Wednesday, April 18, 7:00 p.m.
Members $95, guests $120
"The Manele Bay Hotel," Bob Payne wrote
in Bon Appétit, "is a place that makes it easy for beach
lovers to confuse Hawaii with heaven." No wonder: step out of your
lush, airy room in the Mediterranean-style villa hotel, nestled
on the lowest cliff of the volcanic hills of Lana'i, and you find
yourself facing an ocean view more perfect than anything Hollywood
has ever dreamed up. Sun and sand not your thing? You can golf,
if you'd prefer: there are two stunning courses here. Or maybe you'd
rather shoot clay targets, or climb a mountain, or go trail-riding.
Whatever. It's all unbelievably gorgeous, all part of your holiday
in nirvana. But whatever you do, make sure you're back in time for
dinner, and make doubly sure you don't spoil your appetite. You'll
want to be able to eat every bite of the globally inspired feast
that Edwin Goto serves each night at
the resort's widely acclaimed Ihilani Restaurant.
Goto, born and raised on the island of Oahu, earned his chops cooking
at top local restaurants. In 1983, he landed a spot in chef Khamien
Tanhchaleun's kitchens at
the AAA Five-Diamond Halekulani resort's
much-celebrated La Mer restaurant in
Honolulu. In 1987, he headed for the mainland.

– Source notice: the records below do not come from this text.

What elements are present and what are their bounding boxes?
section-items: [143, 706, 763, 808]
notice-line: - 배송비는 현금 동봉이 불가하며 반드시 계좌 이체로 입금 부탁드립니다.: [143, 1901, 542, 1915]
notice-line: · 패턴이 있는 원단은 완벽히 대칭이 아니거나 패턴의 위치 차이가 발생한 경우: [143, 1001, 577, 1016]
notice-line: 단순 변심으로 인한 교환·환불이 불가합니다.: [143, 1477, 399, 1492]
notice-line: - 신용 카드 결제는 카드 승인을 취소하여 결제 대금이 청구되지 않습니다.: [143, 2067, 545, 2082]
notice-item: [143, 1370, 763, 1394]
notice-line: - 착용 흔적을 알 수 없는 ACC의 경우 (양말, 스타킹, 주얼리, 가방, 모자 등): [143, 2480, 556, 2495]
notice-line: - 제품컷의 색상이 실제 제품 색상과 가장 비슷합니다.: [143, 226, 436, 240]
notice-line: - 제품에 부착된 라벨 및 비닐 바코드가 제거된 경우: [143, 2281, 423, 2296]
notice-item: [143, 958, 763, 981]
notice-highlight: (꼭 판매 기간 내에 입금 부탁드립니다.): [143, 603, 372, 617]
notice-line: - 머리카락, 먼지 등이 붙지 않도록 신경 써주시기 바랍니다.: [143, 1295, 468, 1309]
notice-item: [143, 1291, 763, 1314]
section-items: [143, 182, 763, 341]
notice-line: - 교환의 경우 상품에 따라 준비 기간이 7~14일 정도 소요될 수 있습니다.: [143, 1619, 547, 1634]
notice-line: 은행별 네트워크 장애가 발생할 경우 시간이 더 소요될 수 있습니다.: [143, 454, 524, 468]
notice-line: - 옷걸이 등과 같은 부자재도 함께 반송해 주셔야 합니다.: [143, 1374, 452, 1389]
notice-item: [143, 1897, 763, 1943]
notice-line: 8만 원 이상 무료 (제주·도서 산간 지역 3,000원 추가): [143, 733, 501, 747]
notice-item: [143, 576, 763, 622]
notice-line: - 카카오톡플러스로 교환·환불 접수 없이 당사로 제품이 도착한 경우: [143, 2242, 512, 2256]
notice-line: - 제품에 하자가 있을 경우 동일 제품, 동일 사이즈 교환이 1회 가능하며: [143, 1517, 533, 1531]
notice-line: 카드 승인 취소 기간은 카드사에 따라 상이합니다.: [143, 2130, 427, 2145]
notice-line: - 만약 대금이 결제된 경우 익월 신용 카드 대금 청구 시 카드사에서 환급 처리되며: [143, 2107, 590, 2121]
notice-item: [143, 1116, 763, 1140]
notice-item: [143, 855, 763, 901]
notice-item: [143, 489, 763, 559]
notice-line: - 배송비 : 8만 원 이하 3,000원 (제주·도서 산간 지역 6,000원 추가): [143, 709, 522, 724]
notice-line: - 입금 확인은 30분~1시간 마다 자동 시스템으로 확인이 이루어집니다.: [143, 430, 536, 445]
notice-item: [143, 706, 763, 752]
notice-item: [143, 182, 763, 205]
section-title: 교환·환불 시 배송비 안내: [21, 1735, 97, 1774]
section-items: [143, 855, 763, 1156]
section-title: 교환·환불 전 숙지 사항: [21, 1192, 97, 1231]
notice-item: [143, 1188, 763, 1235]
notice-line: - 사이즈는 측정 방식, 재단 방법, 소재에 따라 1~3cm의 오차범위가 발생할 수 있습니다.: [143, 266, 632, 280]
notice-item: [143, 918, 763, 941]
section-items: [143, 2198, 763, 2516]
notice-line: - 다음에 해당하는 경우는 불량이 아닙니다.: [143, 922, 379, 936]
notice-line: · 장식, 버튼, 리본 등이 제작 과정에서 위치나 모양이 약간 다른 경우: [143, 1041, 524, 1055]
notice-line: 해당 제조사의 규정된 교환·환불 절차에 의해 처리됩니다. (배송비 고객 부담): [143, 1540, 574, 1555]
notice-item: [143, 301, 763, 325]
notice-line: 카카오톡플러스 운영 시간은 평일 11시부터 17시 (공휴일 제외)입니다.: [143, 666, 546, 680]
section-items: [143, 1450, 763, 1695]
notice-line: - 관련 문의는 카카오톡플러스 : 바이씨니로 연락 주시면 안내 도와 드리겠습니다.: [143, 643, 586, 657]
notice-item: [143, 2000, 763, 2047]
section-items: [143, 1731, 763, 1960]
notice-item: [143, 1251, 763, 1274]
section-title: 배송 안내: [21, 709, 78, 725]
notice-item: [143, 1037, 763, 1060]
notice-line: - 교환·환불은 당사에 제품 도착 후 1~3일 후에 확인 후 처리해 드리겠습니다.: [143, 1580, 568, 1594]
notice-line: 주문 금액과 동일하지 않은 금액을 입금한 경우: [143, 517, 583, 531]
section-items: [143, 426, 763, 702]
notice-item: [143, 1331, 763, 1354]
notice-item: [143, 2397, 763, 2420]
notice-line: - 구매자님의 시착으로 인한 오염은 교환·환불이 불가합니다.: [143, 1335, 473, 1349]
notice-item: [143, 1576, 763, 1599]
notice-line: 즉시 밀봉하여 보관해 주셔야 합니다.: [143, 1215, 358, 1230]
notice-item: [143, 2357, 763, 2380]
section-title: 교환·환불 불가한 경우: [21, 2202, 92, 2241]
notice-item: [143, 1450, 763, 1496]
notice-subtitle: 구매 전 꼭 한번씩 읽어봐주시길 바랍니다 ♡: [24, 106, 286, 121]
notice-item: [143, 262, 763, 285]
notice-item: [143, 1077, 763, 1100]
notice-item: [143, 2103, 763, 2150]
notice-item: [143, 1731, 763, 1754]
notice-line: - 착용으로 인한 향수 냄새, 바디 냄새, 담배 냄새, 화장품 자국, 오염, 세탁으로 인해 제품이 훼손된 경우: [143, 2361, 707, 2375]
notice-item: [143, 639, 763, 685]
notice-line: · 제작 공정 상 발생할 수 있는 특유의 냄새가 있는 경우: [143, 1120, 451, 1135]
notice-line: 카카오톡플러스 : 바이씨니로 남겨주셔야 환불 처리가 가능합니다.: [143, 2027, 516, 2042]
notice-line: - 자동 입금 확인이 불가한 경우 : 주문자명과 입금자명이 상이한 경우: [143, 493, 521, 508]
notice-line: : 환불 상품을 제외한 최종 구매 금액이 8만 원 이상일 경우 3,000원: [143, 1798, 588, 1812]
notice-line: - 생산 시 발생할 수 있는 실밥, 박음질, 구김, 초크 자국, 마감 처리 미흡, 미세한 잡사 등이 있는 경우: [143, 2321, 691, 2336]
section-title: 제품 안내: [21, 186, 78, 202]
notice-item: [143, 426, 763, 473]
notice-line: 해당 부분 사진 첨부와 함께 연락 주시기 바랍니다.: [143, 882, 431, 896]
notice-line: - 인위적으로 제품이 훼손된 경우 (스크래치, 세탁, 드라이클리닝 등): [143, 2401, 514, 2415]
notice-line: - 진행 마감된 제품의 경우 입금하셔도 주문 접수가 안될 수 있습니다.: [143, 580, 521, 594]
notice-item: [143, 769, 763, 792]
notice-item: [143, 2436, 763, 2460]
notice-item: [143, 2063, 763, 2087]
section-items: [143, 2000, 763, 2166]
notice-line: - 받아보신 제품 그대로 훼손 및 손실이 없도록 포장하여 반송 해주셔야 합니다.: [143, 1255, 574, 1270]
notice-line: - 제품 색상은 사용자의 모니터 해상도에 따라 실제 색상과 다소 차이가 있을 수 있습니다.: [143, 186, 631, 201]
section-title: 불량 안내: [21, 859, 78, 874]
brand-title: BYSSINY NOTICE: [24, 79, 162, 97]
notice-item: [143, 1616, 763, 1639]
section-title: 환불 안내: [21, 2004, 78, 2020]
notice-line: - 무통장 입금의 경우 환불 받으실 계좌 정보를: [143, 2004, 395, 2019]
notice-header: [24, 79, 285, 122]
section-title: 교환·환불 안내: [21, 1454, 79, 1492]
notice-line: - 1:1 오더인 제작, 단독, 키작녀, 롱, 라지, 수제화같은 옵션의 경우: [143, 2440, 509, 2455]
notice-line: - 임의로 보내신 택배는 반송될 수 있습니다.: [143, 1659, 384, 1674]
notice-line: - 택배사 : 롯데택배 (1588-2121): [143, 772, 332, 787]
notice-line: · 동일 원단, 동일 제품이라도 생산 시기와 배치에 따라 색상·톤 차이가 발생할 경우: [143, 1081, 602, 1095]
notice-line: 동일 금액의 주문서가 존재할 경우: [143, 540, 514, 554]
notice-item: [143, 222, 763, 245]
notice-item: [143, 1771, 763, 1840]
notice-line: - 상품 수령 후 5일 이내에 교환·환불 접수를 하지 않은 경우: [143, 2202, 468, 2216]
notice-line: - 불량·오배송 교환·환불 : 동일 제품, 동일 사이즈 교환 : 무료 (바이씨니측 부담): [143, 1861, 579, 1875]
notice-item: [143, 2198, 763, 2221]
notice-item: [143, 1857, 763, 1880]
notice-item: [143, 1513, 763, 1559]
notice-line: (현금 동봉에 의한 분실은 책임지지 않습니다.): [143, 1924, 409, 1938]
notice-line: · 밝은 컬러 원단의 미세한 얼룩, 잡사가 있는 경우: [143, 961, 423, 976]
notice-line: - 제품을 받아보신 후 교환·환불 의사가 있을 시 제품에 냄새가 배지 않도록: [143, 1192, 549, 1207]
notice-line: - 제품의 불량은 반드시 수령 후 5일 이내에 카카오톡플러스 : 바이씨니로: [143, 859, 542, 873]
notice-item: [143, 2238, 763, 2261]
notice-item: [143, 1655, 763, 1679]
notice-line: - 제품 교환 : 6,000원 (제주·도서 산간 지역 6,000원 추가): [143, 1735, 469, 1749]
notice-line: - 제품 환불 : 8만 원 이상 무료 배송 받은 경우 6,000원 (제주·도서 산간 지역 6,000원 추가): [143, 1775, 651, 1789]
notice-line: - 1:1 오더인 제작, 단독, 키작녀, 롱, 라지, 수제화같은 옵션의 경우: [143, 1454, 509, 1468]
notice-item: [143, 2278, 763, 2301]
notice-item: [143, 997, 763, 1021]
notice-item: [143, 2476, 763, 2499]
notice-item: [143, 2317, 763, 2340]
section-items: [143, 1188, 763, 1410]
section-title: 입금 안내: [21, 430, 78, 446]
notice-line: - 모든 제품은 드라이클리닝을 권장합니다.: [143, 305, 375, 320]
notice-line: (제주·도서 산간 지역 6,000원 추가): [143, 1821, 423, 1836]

In San Francisco,
Goto worked at Les Célébrités
in the Hotel Nikko, the Park
Grill in the Park Hyatt,
and the highly praised 1001 Nob Hill.
In 1992, he returned to Hawaii, serving as sous-chef at the Manele
Bay's Lana'i sister resort, the Lodge at Koele.
Two years later, he was named executive chef at the inland golfers'
paradise. That year, Condé Nast Traveler named the
Lodge at Koele Hawaii's top restaurant. Under Goto's guidance, the
resort earned Hawaii's highest marks from Zagat, a first-place
ranking from Gourmet, and a slew of other awards and accolades.
In his latest venture, Goto promises to deliver more of the luxe
Pacific Rim fare that has made him the toast of the islands, such
as chilled hearts of palm and asparagus salad with macadamia nuts
and coconut-lime dressing, or Japanese hamachi tartare with coconut,
cilantro, and twice-cooked green plantains. Tom
Passavant, writing in Diversions, described Goto's
food as "utterly delicious." Mulling over a Goto meal, he concluded,
"This is savoring the good life, in more ways than one."